0
votes

I have a text file with multi-line rows, delimited by a blank line. What would be the best way to read that row for row in Go?

I think I may have to use a Scanner with my own Split function, but just wondering if there is a better/easier way that I am missing.

I have tried using my own Splitfunc based on bufio.ScanLines:

func MyScanLines(data []byte, atEOF bool) (advance int, token []byte,    err error) {
    if atEOF && len(data) == 0 {
            return 0, nil, nil
    }
    if i := bytes.IndexAny(data, "\n\n"); i >= 0 {
            return i + 1, dropCR(data[0:i]), nil
    }
    if atEOF {
            return len(data), dropCR(data), nil
    }
    return 0, nil, nil
}

But I get an error on the IndexAny call: "syntax error: unexpected semicolon or newline, expecting )" - Fixed that

Update: Fixed the syntax error above as suggested, but I only get the first line returned. I am reading the file as follows:

scanner.Split(MyScanLines)
scanner.Scan()
fmt.Println(scanner.Text())

Any suggestions?

Example of test file I am trying to read:

Name = "John"
Surname = "Smith"
Val1 = 700
Val2 = 800

Name = "Pete"
Surname = "Jones"
Val1 = 555
Val2 = 666
Val3 = 444

 .
 .
 .
4
Please provide sample of the file that you are trying to read.Prashant Thakkar
@PrashantThakkar Example provided in original post now. Some Value Pairs may be in one record and not in the others and order is also not fixed.Kosie
Thanks, For the error that you are getting it clearly says that ")" is missing. Corrected: if i := bytes.IndexAny(data, "\n\n"); i >= 0 {Prashant Thakkar
@PrashantThakkar Ah no!! I have been staring at that code and did not pick it up. Ugh. Thanks for that. Is the way I am doing it the recommended way?Kosie

4 Answers

2
votes

Here is an alternate approach to do the same, using bufio.Reader. The logic is almost similar to Elwiner's answer.

myReadLine function below uses bufio.Reader to read the next multiline entry in the file.

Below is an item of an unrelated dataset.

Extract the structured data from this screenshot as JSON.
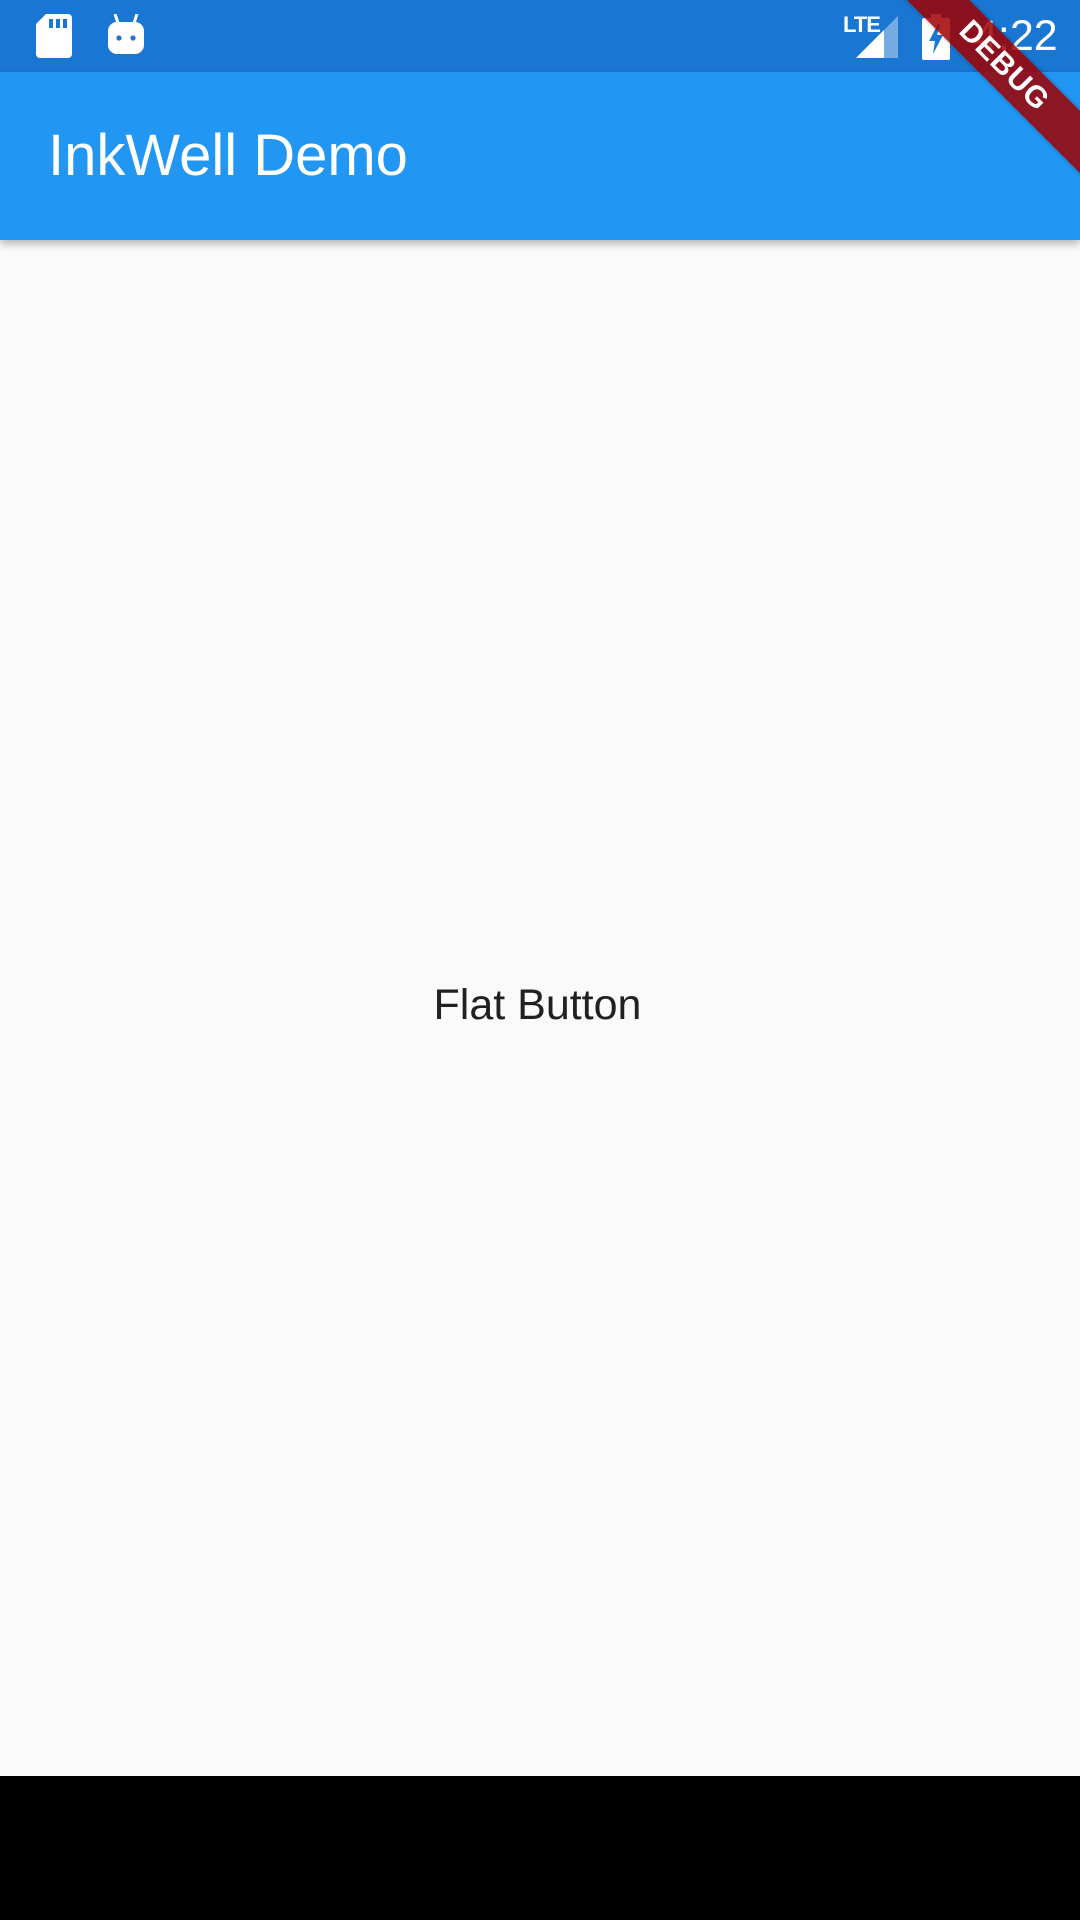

func myReadLine(file *os.File, reader *bufio.Reader) (lines []string, err error){
  for {
    line, _, err := reader.ReadLine()
    if err != nil || len(line) == 0 {
      break
    }
    lines = append(lines, string(line))
  }
  return lines, err
}

The below code sample illustrates sample usage of the above function:

reader := bufio.NewReader(file)
for {
    lines, err := myReadLine(file, reader)
    if err != nil || len(lines) == 0 { 
        break 
    }
    fmt.Println(lines)
}
2
votes

You way is working, but I would advise you to use a bufio.Scanner, which defaults to scanning line by line. Then, you just start reading your file line by line and populating your struct. When encountering a blank line, put your struct into a slice and start with a new one.

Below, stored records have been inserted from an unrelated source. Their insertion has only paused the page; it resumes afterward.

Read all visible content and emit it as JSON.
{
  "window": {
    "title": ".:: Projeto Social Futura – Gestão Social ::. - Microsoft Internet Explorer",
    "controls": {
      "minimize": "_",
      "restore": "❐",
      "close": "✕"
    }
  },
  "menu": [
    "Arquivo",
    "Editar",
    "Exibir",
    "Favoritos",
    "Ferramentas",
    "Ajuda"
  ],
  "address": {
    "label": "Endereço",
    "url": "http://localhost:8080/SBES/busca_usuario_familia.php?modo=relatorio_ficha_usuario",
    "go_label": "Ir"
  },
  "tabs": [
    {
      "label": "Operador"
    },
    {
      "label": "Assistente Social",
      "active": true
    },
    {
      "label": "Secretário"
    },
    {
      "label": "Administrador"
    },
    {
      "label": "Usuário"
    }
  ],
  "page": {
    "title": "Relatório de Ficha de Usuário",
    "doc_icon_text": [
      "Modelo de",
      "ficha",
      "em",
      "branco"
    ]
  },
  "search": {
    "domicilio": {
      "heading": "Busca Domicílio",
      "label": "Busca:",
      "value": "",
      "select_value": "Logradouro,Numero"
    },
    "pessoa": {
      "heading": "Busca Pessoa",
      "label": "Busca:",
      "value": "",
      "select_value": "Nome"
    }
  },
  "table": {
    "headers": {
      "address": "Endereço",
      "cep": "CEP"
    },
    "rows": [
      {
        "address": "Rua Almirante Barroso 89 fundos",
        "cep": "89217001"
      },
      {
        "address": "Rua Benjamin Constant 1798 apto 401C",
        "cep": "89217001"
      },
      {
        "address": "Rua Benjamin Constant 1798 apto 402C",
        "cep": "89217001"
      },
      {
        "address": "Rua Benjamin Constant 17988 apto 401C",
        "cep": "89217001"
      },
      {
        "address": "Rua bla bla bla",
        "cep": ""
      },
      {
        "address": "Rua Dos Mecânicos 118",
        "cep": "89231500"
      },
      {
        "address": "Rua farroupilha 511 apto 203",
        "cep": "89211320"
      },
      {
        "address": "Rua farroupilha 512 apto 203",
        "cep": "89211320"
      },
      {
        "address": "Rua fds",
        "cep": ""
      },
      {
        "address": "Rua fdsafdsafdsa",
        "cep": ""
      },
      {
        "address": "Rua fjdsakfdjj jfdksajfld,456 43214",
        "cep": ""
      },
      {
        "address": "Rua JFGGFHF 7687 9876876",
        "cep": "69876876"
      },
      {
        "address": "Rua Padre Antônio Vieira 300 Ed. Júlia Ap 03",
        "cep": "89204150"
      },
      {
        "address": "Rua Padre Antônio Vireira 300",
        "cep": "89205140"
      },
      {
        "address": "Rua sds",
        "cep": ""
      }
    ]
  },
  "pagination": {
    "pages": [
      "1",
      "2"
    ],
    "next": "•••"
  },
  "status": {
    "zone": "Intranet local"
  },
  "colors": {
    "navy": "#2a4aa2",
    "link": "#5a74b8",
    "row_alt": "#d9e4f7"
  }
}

Here is an example taken from one of my open source projects that demonstrate it:

buffer := [][]string{}
block := []string{}
scanner := bufio.NewScanner(strings.NewReader(data))
for scanner.Scan() {
    l := scanner.Text()

    if len(strings.TrimSpace(l)) != 0 {
        block = append(block, l)
        continue
    }

    // At this point, the script has reached an empty line,
    // which means the block is ready to be processed.
    // If the block is not empty, append it to the buffer and empty it.
    if len(block) != 0 {
        buffer = append(buffer, block)
        block = []string{}
    }
}

if len(block) != 0 {
    buffer = append(buffer, block)
}
1
votes

Broken out. First understand scanning and make sure that is working:

package main

import (
    "bufio"
    "fmt"
    "strings"
)

func main() {
    scanner := bufio.NewScanner(strings.NewReader(data))
    for scanner.Scan() {
        l := scanner.Text()
        fmt.Println(l)

    }

}

var data = `
Name = "John"
Surname = "Smith"
Val1 = 700
Val2 = 800

Name = "Pete"
Surname = "Jones"
Val1 = 555
Val2 = 666
Val3 = 444
`

Here is the code on the Go playground.

Next, gather the data you need into a slice. There is probably a way to check end of file, EOF, but I wasn't able to find it. This is what I came up with and this works:

package main

import (
    "bufio"
    "fmt"
    "strings"
)

func main() {
    buffer := [][]string{}
    block := []string{}
    scanner := bufio.NewScanner(strings.NewReader(data))
    for scanner.Scan() {
        l := scanner.Text()

        if len(l) != 0 {
            block = append(block, l)
            continue
        }

        if len(l) == 0 && len(block) != 0 {
            buffer = append(buffer, block)
            block = []string{}
            continue
        }

        if len(l) == 0 {
            block = []string{}
            continue
        }

    }

    if len(block) != 0 {
        buffer = append(buffer, block)
        block = []string{}
    }

    fmt.Println("PRINTING BUFFER - END OF PROGRAM - ALL DATA PROCESSED:", buffer)

}

var data = `
Name = "John"
Surname = "Smith"
Val1 = 700
Val2 = 800

Name = "Pete"
Surname = "Jones"
Val1 = 555
Val2 = 666
Val3 = 444
`

Here is the code on the playground.

1
votes

bufio.Scan() returns false on EOF. We will return a second 'ok' argument, so our caller can tell if we have hit the end of our input.

Best to accumulate our record in a slice of strings, and concatenate at the end. The obvious way of appending each line in turn to the result string will work, but is O(n^2) in the number of lines.

Putting it all together:

func ReadBlock(scanner *bufio.Scanner) (string, bool) {
    var o []string
    if scanner.Scan() == false {
        return "", false
    }

    for len(scanner.Text()) > 0 {
        o = append(o, scanner.Text())
        if scanner.Scan() == false {
            break
        }
    }
    return strings.Join(o, " "), true
}

https://play.golang.org/p/C_fB8iaYJo

p.s. looking at your input, I suspect you would want to return the result as a map rather than a concatenated string.